In 1925 betaalde je nog maar US $ 290, -. Dit werd bereikt door ten eerste goedkopere materialen te gebruiken bij de productie en door zoveel mogelijk onderdelen te standaardiseren. In 1913 paste Henry Ford als eerste de “lopende band” toe in de auto-industrie voor de productie van zijn T-Fords. Vanaf die tijd rolden er jaarlijks aanzienlijk meer T-Fords van de lopende band. In 1914 verdubbelde Ford daarom de daglonen van zijn arbeiders naar US $ 5,– en voerde de 8-urige werkdag in. Iedereen wilde bij Ford werken. Er werd in 3-ploegendienst gewerkt.
Massaproductie maakte ook een eind aan de lakmethoden in de automobielindustrie. De traditionele verfsoorten voor het koetswerk droogden te langzaam. Het lakken van een auto nam altijd nog 10 dagen in beslag. Ford ontdekte, dat de enige lak die snel genoeg droogde om de productie niet te laten stagneren, een kleverige substantie was die “Black Japan” heette. Het was een mengsel van asfalt, kopal (een soort hars), lijnzaadolie en terpentine.

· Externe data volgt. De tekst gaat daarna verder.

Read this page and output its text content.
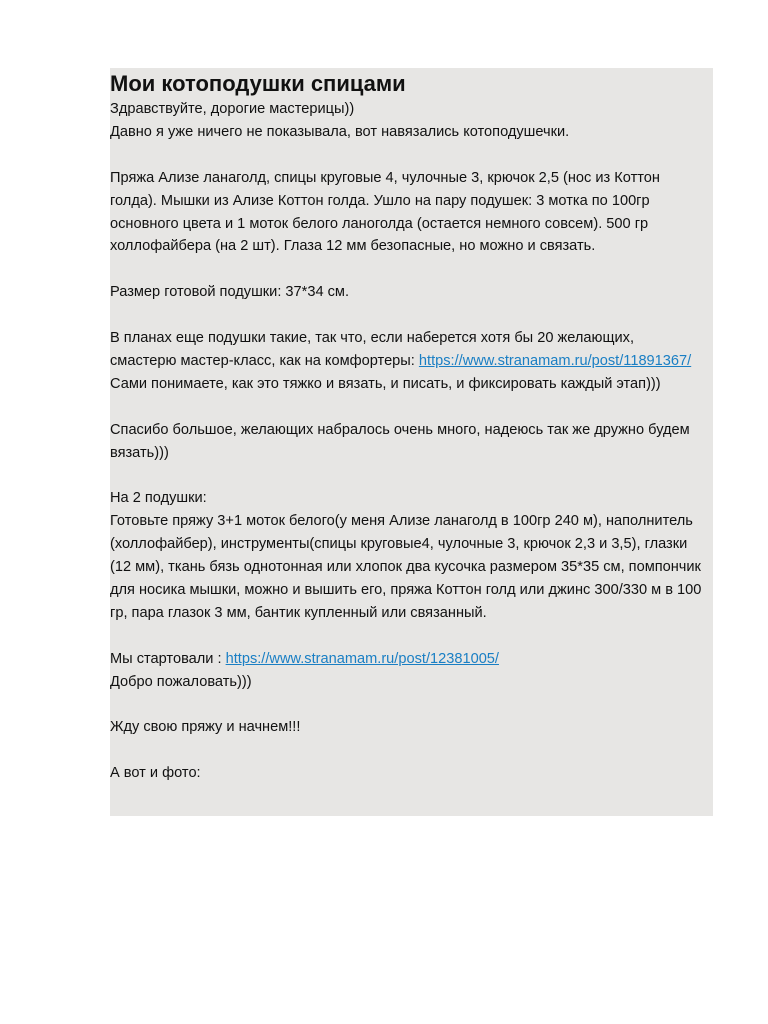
Мои котоподушки спицами
Здравствуйте, дорогие мастерицы))
Давно я уже ничего не показывала, вот навязались котоподушечки.
Пряжа Ализе ланаголд, спицы круговые 4, чулочные 3, крючок 2,5 (нос из Коттон
голда). Мышки из Ализе Коттон голда. Ушло на пару подушек: 3 мотка по 100гр
основного цвета и 1 моток белого ланоголда (остается немного совсем). 500 гр
холлофайбера (на 2 шт). Глаза 12 мм безопасные, но можно и связать.
Размер готовой подушки: 37*34 см.
В планах еще подушки такие, так что, если наберется хотя бы 20 желающих,
смастерю мастер-класс, как на комфортеры: https://www.stranamam.ru/post/11891367/
Сами понимаете, как это тяжко и вязать, и писать, и фиксировать каждый этап)))
Спасибо большое, желающих набралось очень много, надеюсь так же дружно будем
вязать)))
На 2 подушки:
Готовьте пряжу 3+1 моток белого(у меня Ализе ланаголд в 100гр 240 м), наполнитель
(холлофайбер), инструменты(спицы круговые4, чулочные 3, крючок 2,3 и 3,5), глазки
(12 мм), ткань бязь однотонная или хлопок два кусочка размером 35*35 см, помпончик
для носика мышки, можно и вышить его, пряжа Коттон голд или джинс 300/330 м в 100
гр, пара глазок 3 мм, бантик купленный или связанный.
Мы стартовали : https://www.stranamam.ru/post/12381005/
Добро пожаловать)))
Жду свою пряжу и начнем!!!
А вот и фото:
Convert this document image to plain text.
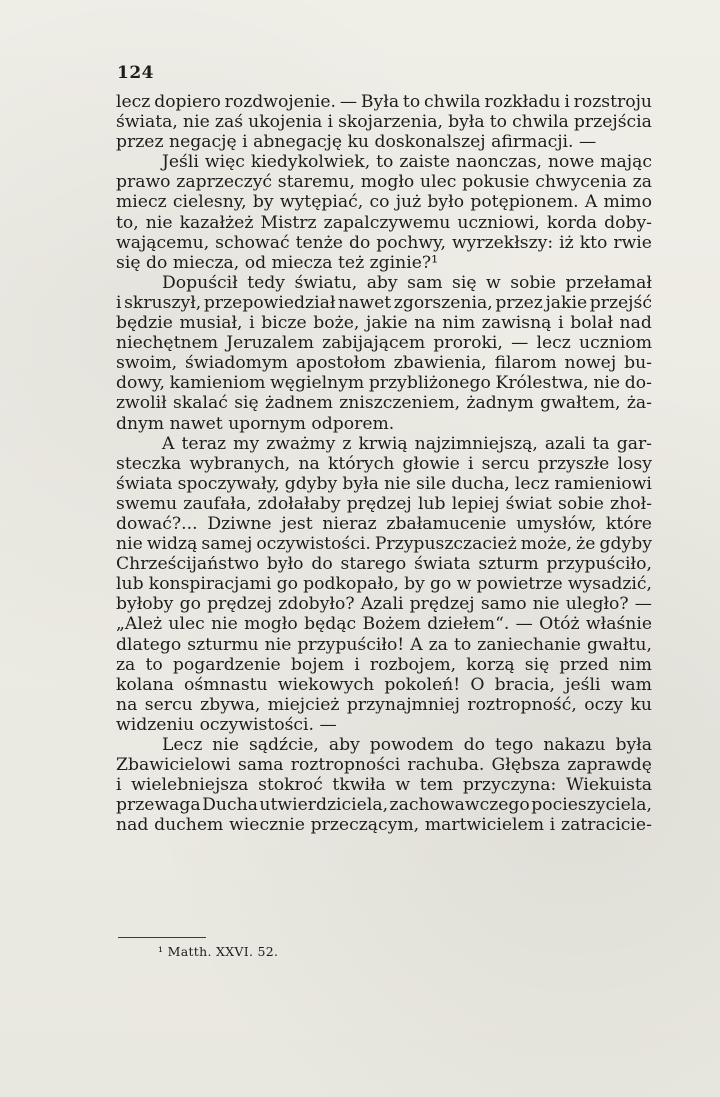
124
lecz dopiero rozdwojenie. — Była to chwila rozkładu i rozstroju
świata, nie zaś ukojenia i skojarzenia, była to chwila przejścia
przez negację i abnegację ku doskonalszej afirmacji. —
Jeśli więc kiedykolwiek, to zaiste naonczas, nowe mając
prawo zaprzeczyć staremu, mogło ulec pokusie chwycenia za
miecz cielesny, by wytępiać, co już było potępionem. A mimo
to, nie kazałżeż Mistrz zapalczywemu uczniowi, korda doby-
wającemu, schować tenże do pochwy, wyrzekłszy: iż kto rwie
się do miecza, od miecza też zginie?¹
Dopuścił tedy światu, aby sam się w sobie przełamał
i skruszył, przepowiedział nawet zgorszenia, przez jakie przejść
będzie musiał, i bicze boże, jakie na nim zawisną i bolał nad
niechętnem Jeruzalem zabijającem proroki, — lecz uczniom
swoim, świadomym apostołom zbawienia, filarom nowej bu-
dowy, kamieniom węgielnym przybliżonego Królestwa, nie do-
zwolił skalać się żadnem zniszczeniem, żadnym gwałtem, ża-
dnym nawet upornym odporem.
A teraz my zważmy z krwią najzimniejszą, azali ta gar-
steczka wybranych, na których głowie i sercu przyszłe losy
świata spoczywały, gdyby była nie sile ducha, lecz ramieniowi
swemu zaufała, zdołałaby prędzej lub lepiej świat sobie zhoł-
dować?... Dziwne jest nieraz zbałamucenie umysłów, które
nie widzą samej oczywistości. Przypuszczacież może, że gdyby
Chrześcijaństwo było do starego świata szturm przypuściło,
lub konspiracjami go podkopało, by go w powietrze wysadzić,
byłoby go prędzej zdobyło? Azali prędzej samo nie uległo? —
„Ależ ulec nie mogło będąc Bożem dziełem“. — Otóż właśnie
dlatego szturmu nie przypuściło! A za to zaniechanie gwałtu,
za to pogardzenie bojem i rozbojem, korzą się przed nim
kolana ośmnastu wiekowych pokoleń! O bracia, jeśli wam
na sercu zbywa, miejcież przynajmniej roztropność, oczy ku
widzeniu oczywistości. —
Lecz nie sądźcie, aby powodem do tego nakazu była
Zbawicielowi sama roztropności rachuba. Głębsza zaprawdę
i wielebniejsza stokroć tkwiła w tem przyczyna: Wiekuista
przewaga Ducha utwierdziciela, zachowawczego pocieszyciela,
nad duchem wiecznie przeczącym, martwicielem i zatracicie-
¹ Matth. XXVI. 52.
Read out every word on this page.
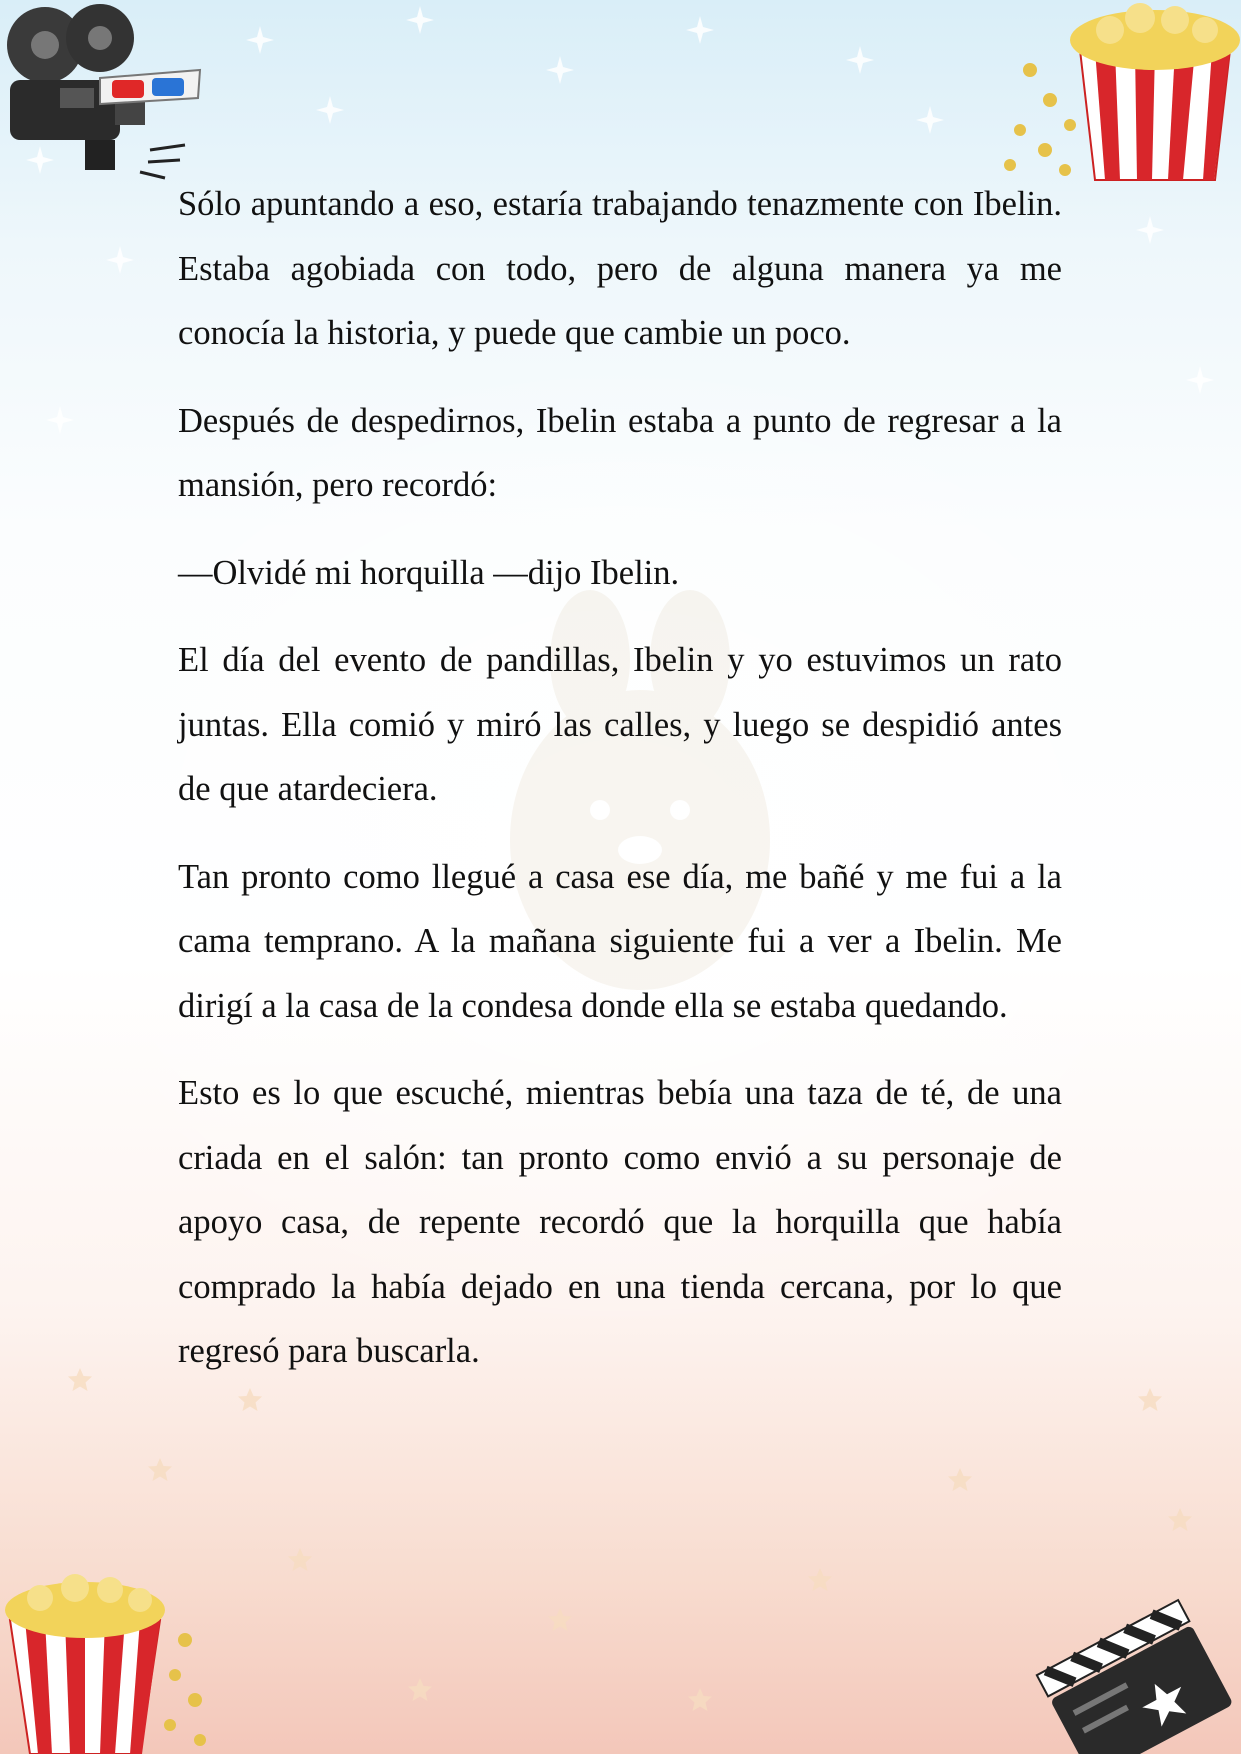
Sólo apuntando a eso, estaría trabajando tenazmente con Ibelin. Estaba agobiada con todo, pero de alguna manera ya me conocía la historia, y puede que cambie un poco.

Después de despedirnos, Ibelin estaba a punto de regresar a la mansión, pero recordó:

—Olvidé mi horquilla —dijo Ibelin.

El día del evento de pandillas, Ibelin y yo estuvimos un rato juntas. Ella comió y miró las calles, y luego se despidió antes de que atardeciera.

Tan pronto como llegué a casa ese día, me bañé y me fui a la cama temprano. A la mañana siguiente fui a ver a Ibelin. Me dirigí a la casa de la condesa donde ella se estaba quedando.

Esto es lo que escuché, mientras bebía una taza de té, de una criada en el salón: tan pronto como envió a su personaje de apoyo casa, de repente recordó que la horquilla que había comprado la había dejado en una tienda cercana, por lo que regresó para buscarla.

Ford maakte van de nood een deugd toen hij zei:
“DE T-FORD IS LEVERBAAR IN ELKE KLEUR, ZOLANG HET MAAR ZWART IS.”
Uit deze beroemd geworden uitspraak zou kunnen worden afgeleid dat alle T-modellen zwart werden geverfd. Dat is echter niet zo. Tot januari 1914 (en na 1925, toen de verftechnieken eindelijk de lopende band konden bijbenen) was er keuze uit verschillende kleuren. 1917 was een belangrijk jaar voor de Verenigde Staten: het land werd betrokken bij de Eerste Wereldoorlog. De industrie schakelde over op oorlogsproductie en voor Ford betekende dit, dat de vrachtwagenproductie werd opgevoerd. 1917 was ook een belangrijk jaar voor Ford. Nu Henry Ford de massaproductie beheerste, zocht hij naar een weg om onafhankelijk te zijn van toeleveranciers. Ook de productie van alle onderdelen wilde hij in eigen hand zien te krijgen. Hiervoor ging Henry Ford op zoek naar een plaats voor de bouw van een totaal nieuw fabriekscomplex. Dat werd “The Rouge” genoemd, naar de gelijknamige rivier. Grondstoffen, zoals ijzererts, kwamen per boot aan en werden in eigen hoogovens verwerkt tot staal om vervolgens te worden bewerkt tot onderdelen. Ook de schepen die het erts vervoerden, waren eigendom van Ford.
De T-Ford was een baanbrekende auto. Men zou dan ook verwachten dat het rijden in een T-Ford ook geavanceerd zou zijn, oordeelt u zelf:
De eerste 800 T-Fords hadden slechts twee pedalen en een hendel om achteruit te rijden. Alle T-Fords daarna hadden 3 pedalen: Het linkerpedaal ingetrapt is de 1e versnelling, losgelaten is de 2e versnelling. Het middelste pedaal: ingetrapt is om achteruit te rijden. Het rechterpedaal is de rem. De gashendel (gasmanet) zit aan het stuur. Succes!